Vice President for Administration and Finance and HSU Emergency Operations Center Director Douglas Dawes said it’s too early to make any calls about how the outages will affect the semester’s class schedule, but he said HSU will be in touch with its academic accreditor.

Otherwise, Dawes said he’s proud of the way the campus has handled the outages.

“There have been some hiccups, but we’re getting through it,” Dawes said.

Dawes said one generator failed over the weekend, but Facilities Management quickly moved around generators to keep providing power to the most essential buildings on campus including the Jolly Giant Commons, Student Recreations Center and residence halls.

“They’ve been champions,” Dawes said. “Our facilities team has been keeping everything together.”

Daniel Valencia, a sophomore kinesiology major, normally works at The Depot.
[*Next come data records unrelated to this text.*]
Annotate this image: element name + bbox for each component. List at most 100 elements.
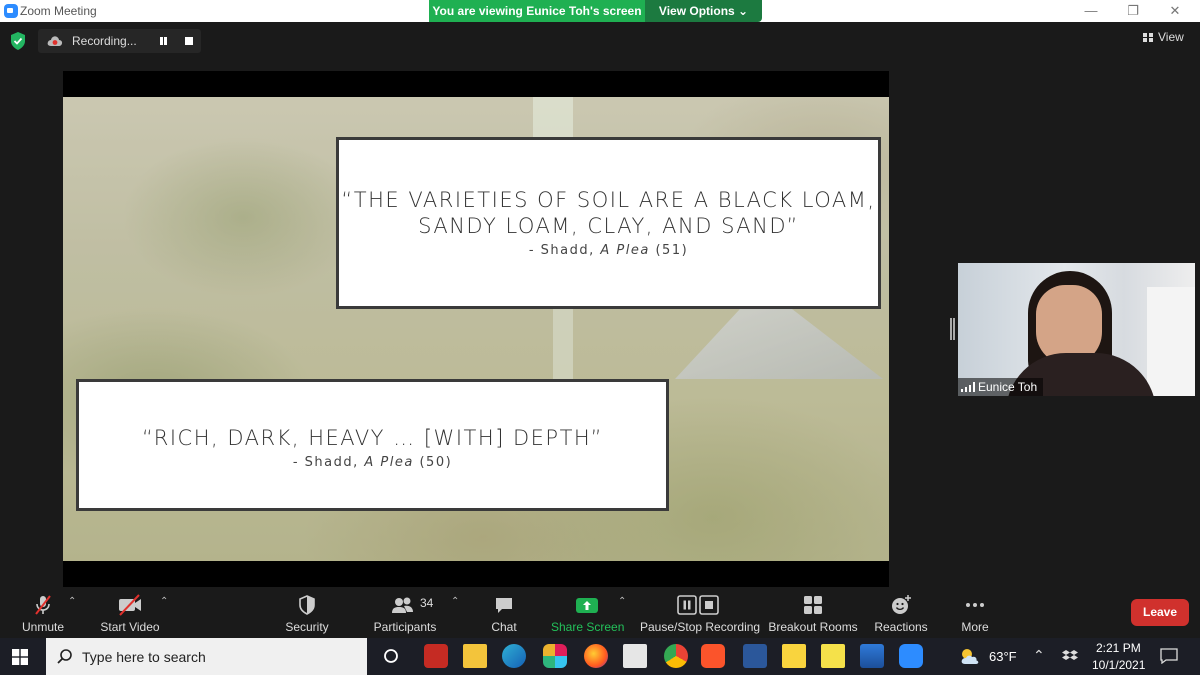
- pause-stop-recording-label: Pause/Stop Recording: [640, 620, 761, 634]
- security-label: Security: [285, 620, 329, 634]
- cite2-prefix: - Shadd,: [292, 455, 365, 470]
- shared-screen: “THE VARIETIES OF SOIL ARE A BLACK LOAM,…: [63, 71, 889, 587]
- signal-strength-icon: [961, 382, 975, 392]
- slack-app-icon[interactable]: [543, 644, 567, 668]
- photos-app-icon[interactable]: [860, 644, 884, 668]
- breakout-rooms-button[interactable]: Breakout Rooms: [768, 588, 858, 638]
- split-drag-handle[interactable]: [950, 318, 955, 340]
- audio-options-chevron-icon[interactable]: ⌃: [68, 596, 76, 607]
- meeting-toolbar: Unmute ⌃ Start Video ⌃ Security 34 Parti…: [0, 588, 1200, 638]
- quote2-citation: - Shadd, A Plea (50): [79, 455, 666, 470]
- cite1-page: (51): [649, 243, 689, 258]
- unmute-label: Unmute: [21, 620, 65, 634]
- view-label: View: [1158, 30, 1184, 44]
- word-app-icon[interactable]: [743, 644, 767, 668]
- more-dots-icon: [966, 603, 984, 607]
- pause-stop-icon: [677, 595, 719, 615]
- leave-meeting-button[interactable]: Leave: [1131, 599, 1189, 626]
- view-layout-button[interactable]: View: [1143, 30, 1184, 44]
- close-icon[interactable]: ✕: [1160, 2, 1190, 20]
- task-view-icon[interactable]: [379, 644, 403, 668]
- sticky-notes-icon[interactable]: [782, 644, 806, 668]
- quote2-text: “RICH, DARK, HEAVY … [WITH] DEPTH”: [142, 426, 603, 450]
- clock-date[interactable]: 10/1/2021: [1092, 658, 1145, 672]
- cloud-recording-icon: [47, 36, 63, 46]
- grid-view-icon: [1143, 33, 1153, 42]
- quote1-line1: “THE VARIETIES OF SOIL ARE A BLACK LOAM,: [341, 188, 876, 212]
- chat-bubble-icon: [496, 598, 512, 613]
- tray-chevron-up-icon[interactable]: ⌃: [1033, 647, 1045, 664]
- chat-label: Chat: [491, 620, 517, 634]
- reactions-smiley-icon: [892, 595, 911, 614]
- reactions-label: Reactions: [874, 620, 928, 634]
- breakout-rooms-label: Breakout Rooms: [768, 620, 858, 634]
- chrome-browser-icon[interactable]: [664, 644, 688, 668]
- recording-bar: Recording...: [38, 29, 201, 53]
- pause-stop-recording-button[interactable]: Pause/Stop Recording: [640, 588, 761, 638]
- view-options-button[interactable]: View Options ⌄: [645, 0, 762, 22]
- acrobat-app-icon[interactable]: [424, 644, 448, 668]
- zoom-taskbar-icon[interactable]: [899, 644, 923, 668]
- video-options-chevron-icon[interactable]: ⌃: [160, 596, 168, 607]
- video-off-icon: [119, 594, 141, 616]
- reactions-button[interactable]: Reactions: [873, 588, 929, 638]
- quote1-line2: SANDY LOAM, CLAY, AND SAND”: [418, 214, 799, 238]
- start-video-button[interactable]: Start Video: [98, 588, 162, 638]
- share-screen-button[interactable]: Share Screen: [551, 588, 625, 638]
- window-title: Zoom Meeting: [20, 4, 97, 18]
- file-explorer-icon[interactable]: [463, 644, 487, 668]
- cite1-title: A Plea: [600, 243, 650, 258]
- cite1-prefix: - Shadd,: [528, 243, 601, 258]
- weather-partly-cloudy-icon[interactable]: [958, 646, 982, 666]
- cite2-title: A Plea: [364, 455, 414, 470]
- weather-temperature[interactable]: 63°F: [989, 649, 1017, 664]
- encryption-shield-icon[interactable]: [9, 31, 27, 51]
- participant-name-tag: Eunice Toh: [958, 378, 1044, 396]
- search-icon: [57, 649, 72, 664]
- unmute-button[interactable]: Unmute: [14, 588, 72, 638]
- dropbox-icon[interactable]: [1062, 649, 1078, 663]
- breakout-rooms-icon: [804, 596, 822, 614]
- microsoft-store-icon[interactable]: [623, 644, 647, 668]
- participant-name: Eunice Toh: [978, 380, 1038, 394]
- participants-options-chevron-icon[interactable]: ⌃: [451, 596, 459, 607]
- restore-icon[interactable]: ❐: [1118, 2, 1148, 20]
- security-shield-icon: [299, 595, 315, 615]
- pause-recording-icon[interactable]: [158, 35, 170, 47]
- clock-time[interactable]: 2:21 PM: [1096, 641, 1141, 655]
- chat-button[interactable]: Chat: [484, 588, 524, 638]
- share-options-chevron-icon[interactable]: ⌃: [618, 596, 626, 607]
- stop-recording-icon[interactable]: [185, 37, 193, 45]
- edge-browser-icon[interactable]: [502, 644, 526, 668]
- share-screen-arrow-icon: [576, 598, 598, 613]
- quote-box-rich-dark: “RICH, DARK, HEAVY … [WITH] DEPTH” - Sha…: [76, 379, 669, 511]
- viewing-screen-banner: You are viewing Eunice Toh's screen: [429, 0, 645, 22]
- participants-button[interactable]: 34 Participants: [370, 588, 440, 638]
- participants-label: Participants: [373, 620, 437, 634]
- start-video-label: Start Video: [100, 620, 160, 634]
- more-label: More: [961, 620, 989, 634]
- quote1-citation: - Shadd, A Plea (51): [339, 243, 878, 258]
- taskbar-search-box[interactable]: Type here to search: [46, 638, 367, 675]
- security-button[interactable]: Security: [281, 588, 333, 638]
- windows-start-icon[interactable]: [12, 649, 28, 665]
- search-placeholder: Type here to search: [82, 649, 206, 665]
- firefox-browser-icon[interactable]: [584, 644, 608, 668]
- minimize-icon[interactable]: —: [1076, 2, 1106, 20]
- quote-box-soil-varieties: “THE VARIETIES OF SOIL ARE A BLACK LOAM,…: [336, 137, 881, 309]
- participants-icon: [392, 597, 413, 613]
- zoom-app-icon: [4, 4, 18, 18]
- participants-count: 34: [420, 596, 434, 610]
- video-background-shelf: [1147, 287, 1195, 396]
- participant-video-tile[interactable]: Eunice Toh: [958, 263, 1195, 396]
- recording-label: Recording...: [72, 34, 137, 48]
- windows-taskbar: Type here to search 63°F ⌃ 2:21 PM 10/1/…: [0, 638, 1200, 675]
- notifications-icon[interactable]: [1160, 648, 1178, 664]
- cite2-page: (50): [413, 455, 453, 470]
- muted-microphone-icon: [35, 595, 51, 615]
- brave-browser-icon[interactable]: [701, 644, 725, 668]
- presentation-slide: “THE VARIETIES OF SOIL ARE A BLACK LOAM,…: [63, 97, 889, 561]
- more-button[interactable]: More: [955, 588, 995, 638]
- share-screen-label: Share Screen: [551, 620, 625, 634]
- pen-notes-icon[interactable]: [821, 644, 845, 668]
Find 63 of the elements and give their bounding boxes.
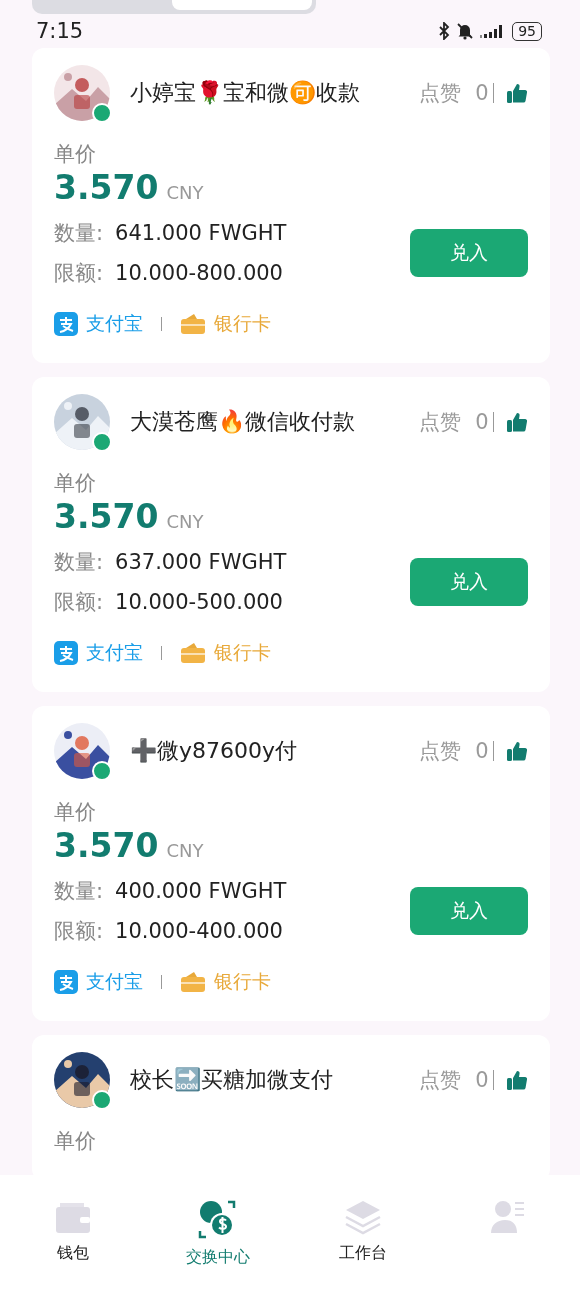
payment-method: 支付宝 <box>86 640 143 665</box>
limit-label: 限额: <box>54 918 104 945</box>
buy-button[interactable]: 兑入 <box>410 886 528 935</box>
status-time: 7:15 <box>36 19 84 43</box>
unit-price-label: 单价 <box>54 1128 97 1155</box>
payment-method: 支付宝 <box>86 969 143 994</box>
nav-tab[interactable]: 工作台 <box>307 1199 418 1264</box>
thumbs-up-icon[interactable] <box>506 740 528 762</box>
card-wallet-icon <box>180 313 206 335</box>
thumbs-up-icon[interactable] <box>506 411 528 433</box>
battery-indicator: 95 <box>512 21 542 41</box>
quantity-label: 数量: <box>54 549 104 576</box>
merchant-name: ➕微y87600y付 <box>130 737 299 765</box>
thumbs-up-icon[interactable] <box>506 82 528 104</box>
thumbs-up-icon[interactable] <box>506 1069 528 1091</box>
currency-label: CNY <box>166 182 204 203</box>
likes-count: 0 <box>475 739 489 763</box>
payment-method: 支付宝 <box>86 311 143 336</box>
merchant-name: 大漠苍鹰🔥微信收付款 <box>130 408 356 436</box>
bluetooth-icon <box>438 22 451 40</box>
currency-label: CNY <box>166 511 204 532</box>
quantity-label: 数量: <box>54 878 104 905</box>
payment-app-icon <box>54 312 78 336</box>
limit-value: 10.000-400.000 <box>115 919 283 943</box>
nav-tab[interactable]: 钱包 <box>17 1199 128 1264</box>
likes-label: 点赞 <box>419 738 462 765</box>
quantity-value: 637.000 FWGHT <box>115 550 287 574</box>
limit-value: 10.000-800.000 <box>115 261 283 285</box>
card-wallet-icon <box>180 971 206 993</box>
payment-app-icon <box>54 641 78 665</box>
payment-method: 银行卡 <box>214 311 271 336</box>
nav-tab[interactable]: 交换中心 <box>162 1199 273 1268</box>
merchant-name: 校长🔜买糖加微支付 <box>130 1066 334 1094</box>
quantity-value: 400.000 FWGHT <box>115 879 287 903</box>
payment-app-icon <box>54 970 78 994</box>
quantity-value: 641.000 FWGHT <box>115 221 287 245</box>
price-value: 3.570 <box>54 826 159 865</box>
buy-button[interactable]: 兑入 <box>410 557 528 606</box>
payment-method: 银行卡 <box>214 640 271 665</box>
limit-value: 10.000-500.000 <box>115 590 283 614</box>
unit-price-label: 单价 <box>54 141 97 168</box>
card-wallet-icon <box>180 642 206 664</box>
unit-price-label: 单价 <box>54 799 97 826</box>
quantity-label: 数量: <box>54 220 104 247</box>
merchant-name: 小婷宝🌹宝和微🉑收款 <box>130 79 361 107</box>
price-value: 3.570 <box>54 168 159 207</box>
dollar-exchange-icon <box>197 1199 238 1239</box>
limit-label: 限额: <box>54 260 104 287</box>
likes-label: 点赞 <box>419 80 462 107</box>
likes-label: 点赞 <box>419 409 462 436</box>
buy-button[interactable]: 兑入 <box>410 228 528 277</box>
likes-count: 0 <box>475 1068 489 1092</box>
muted-bell-icon <box>456 22 475 40</box>
likes-count: 0 <box>475 81 489 105</box>
profile-icon <box>488 1199 527 1235</box>
payment-method: 银行卡 <box>214 969 271 994</box>
layers-icon <box>343 1199 382 1235</box>
likes-count: 0 <box>475 410 489 434</box>
price-value: 3.570 <box>54 497 159 536</box>
limit-label: 限额: <box>54 589 104 616</box>
likes-label: 点赞 <box>419 1067 462 1094</box>
unit-price-label: 单价 <box>54 470 97 497</box>
currency-label: CNY <box>166 840 204 861</box>
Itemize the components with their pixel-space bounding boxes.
During the outage, Valencia helped out at The J. When not working, Valencia said he enjoyed his hobbies.

“I picked up skating more,” Valencia said. “And I’ve been looking into hobbies like reading and painting.”

Zane Eddy, a master’s student in the environmental science and management program, came from an undergraduate program at the University of Oregon. Eddy said he was surprised by the outages.

“It’s really odd having these power outages,” Eddy said.

Eddy spent his free time going to Clam Beach and picking chanterelle mushrooms. Eddy said he believes the outages will make people understand their dependence on others for power.

“We’re part of a larger system and we’re part of a larger environment,” Eddy said.

While preparing for the outages on Friday, Interim Vice President of Enrollment Management Jason Meriwether echoed Dawes and said he was proud of how HSU handled the first outage.

“That was a positive thing that we responded to the power outage in that way,” Meriwether said. “Now, in my opinion, that’s how it should always be and that’s how it will be. But I think students were happy to know we took that approach.”

Dawes said HSU served 4,400 meals on Sunday. While he admitted that HSU incurred some significant costs in diesel and food, he said a percentage of those costs can be covered by disaster funds.

On Tuesday, HSU uploaded a response page for students wondering why classes are cancelled during the outage. The page noted concerns over safety, non-functioning technology and a focus on personal wellbeing. The page also explained why it takes time to reopen campus even once power is restored.

“It takes a great deal of time to safely re-open the campus, including powering down and disconnecting generators, resetting locks, and ensuring fire suppression systems are working,” HSU’s post said.

As of Tuesday afternoon, HSU classes are set to resume on Thursday, Oct. 31.

In the future, Dawes said HSU will likely look toward generating more of its own power.

“Having more generation for the campus would be a huge help,” Dawes said. “So we’ll be looking into doing that.”

For now, Dawes wanted to thank staff, faculty and students for restoring his faith and hope in humanity.

“We’ve got really good students that want to provide for others,” Dawes said. “And staff that really care about providing for students as well.”